We are already experiencing the changes today: floods in Mozambique, Pakistan and Thailand; heatwaves in Germany, China and India; hurricanes in Cuba and Mexico; typhoons in the Philippines. The consequences of this fever chart can be seen across the globe and are sometimes dramatic. And yet thermometer readings have risen only moderately so far. Temperatures are currently 1.2 degrees higher than before industrialisation which, roughly speaking, began at the end of the 18th century and accelerated in the mid-19th century. 

1,5 Grad

The Paris Agreement and the IPCC Report

An increase in the global average temperature of 1.5 to 2 degrees is considered to be the limit of what humankind and the environment can reasonably cope with. This is therefore the margin set out as the goal in the Paris Agreement. That said, the impacts of this rise are still serious.

According to the Intergovernmental Panel on Climate Change (IPCC), weather extremes would increase significantly. With a two-degree rise there would be storm surges every 33 years; in Central Europe there would be 2.8 months of drought each year. At 1.5 degrees, a tenth of the world’s land area would be at risk of flooding, and at 2 degrees this would increase to as much as a fifth.

Biodiversity would decline significantly: 16 per cent of all plant species, 18 per cent of all insect species and 8 per cent of all vertebrate species would lose half their geographic range at 2 degrees.

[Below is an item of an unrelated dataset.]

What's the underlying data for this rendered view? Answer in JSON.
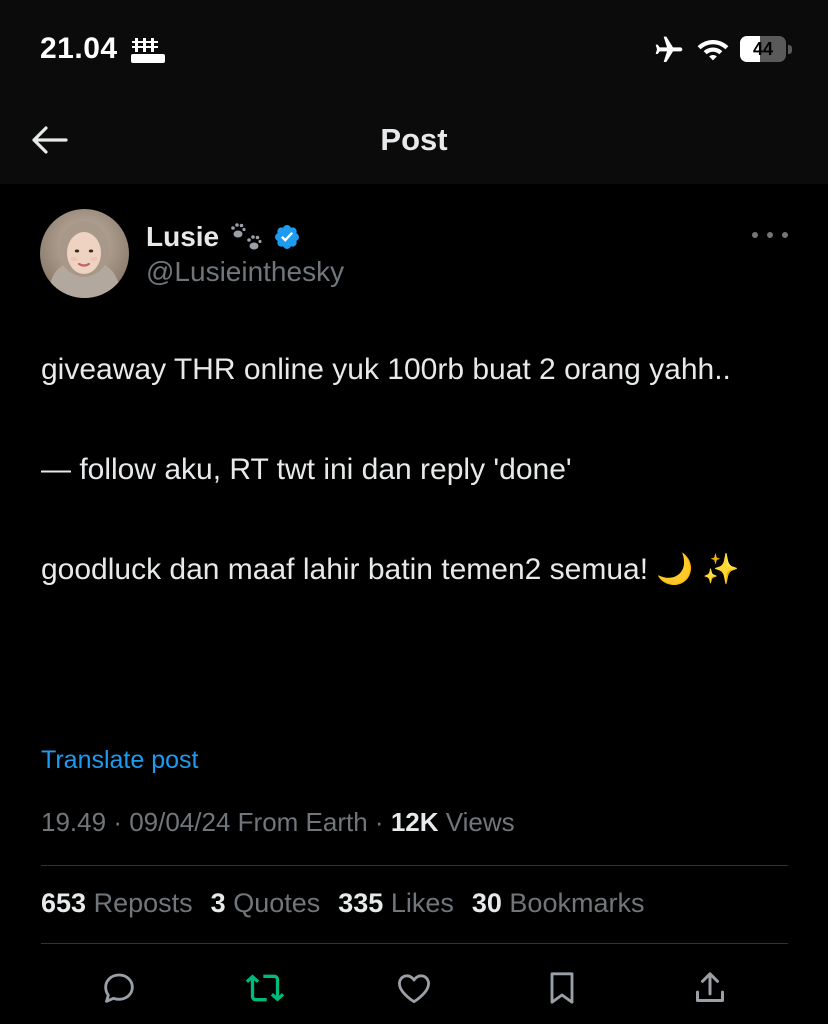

Above all, at 1.5 degrees, between 70 and 90 per cent of all coral reefs would die, and at two degrees virtually all of them would die. If the corals, which act as nurseries for many fish, and many insects were no longer there, this would have significant consequences for global food supplies. All in all, the impacts would be clearly felt even at 1.5 degrees, and at 2 degrees they would be drastic.

Hurricane damages

Climate goals not enough to counter temperature rise

However, previous climate action measures are nowhere near enough to end up at a figure of 1.5 to 2 degrees. If all the activities planned to date were implemented, this would only be enough to limit global warming to between 2.1 and 2.9 degrees. In the upper end of this range, in particular, there could be irreversible consequences, so-called tipping points where the interplay of various natural factors could change radically and destabilise the Earth’s entire system. It is vital that we prevent this kind of scenario from occurring. According to the United Nations, if we are to keep to the more tolerable, yet still critical level of below 2 degrees, climate change mitigation efforts would have to increase almost seven-fold by 2030. UN Secretary-General António Guterres therefore recently urged the world to end the age of fossil fuels now swiftly and for good.

Coral reef

The Intergovernmental Panel on Climate Change (IPCC)

In 1988, the World Meteorological Organization (WMO) and the United Nations Environment Programme (UNEP) established the Intergovernmental Panel on Climate Change (IPCC), the United Nations body for assessing the science related to climate change. Its members are scientists from across the world who, independently of governments, gather the latest knowledge on climate change and publish it in regular assessment reports. To date there have been six such reports, which now have significant weight in the climate debate on account of their politically charged nature.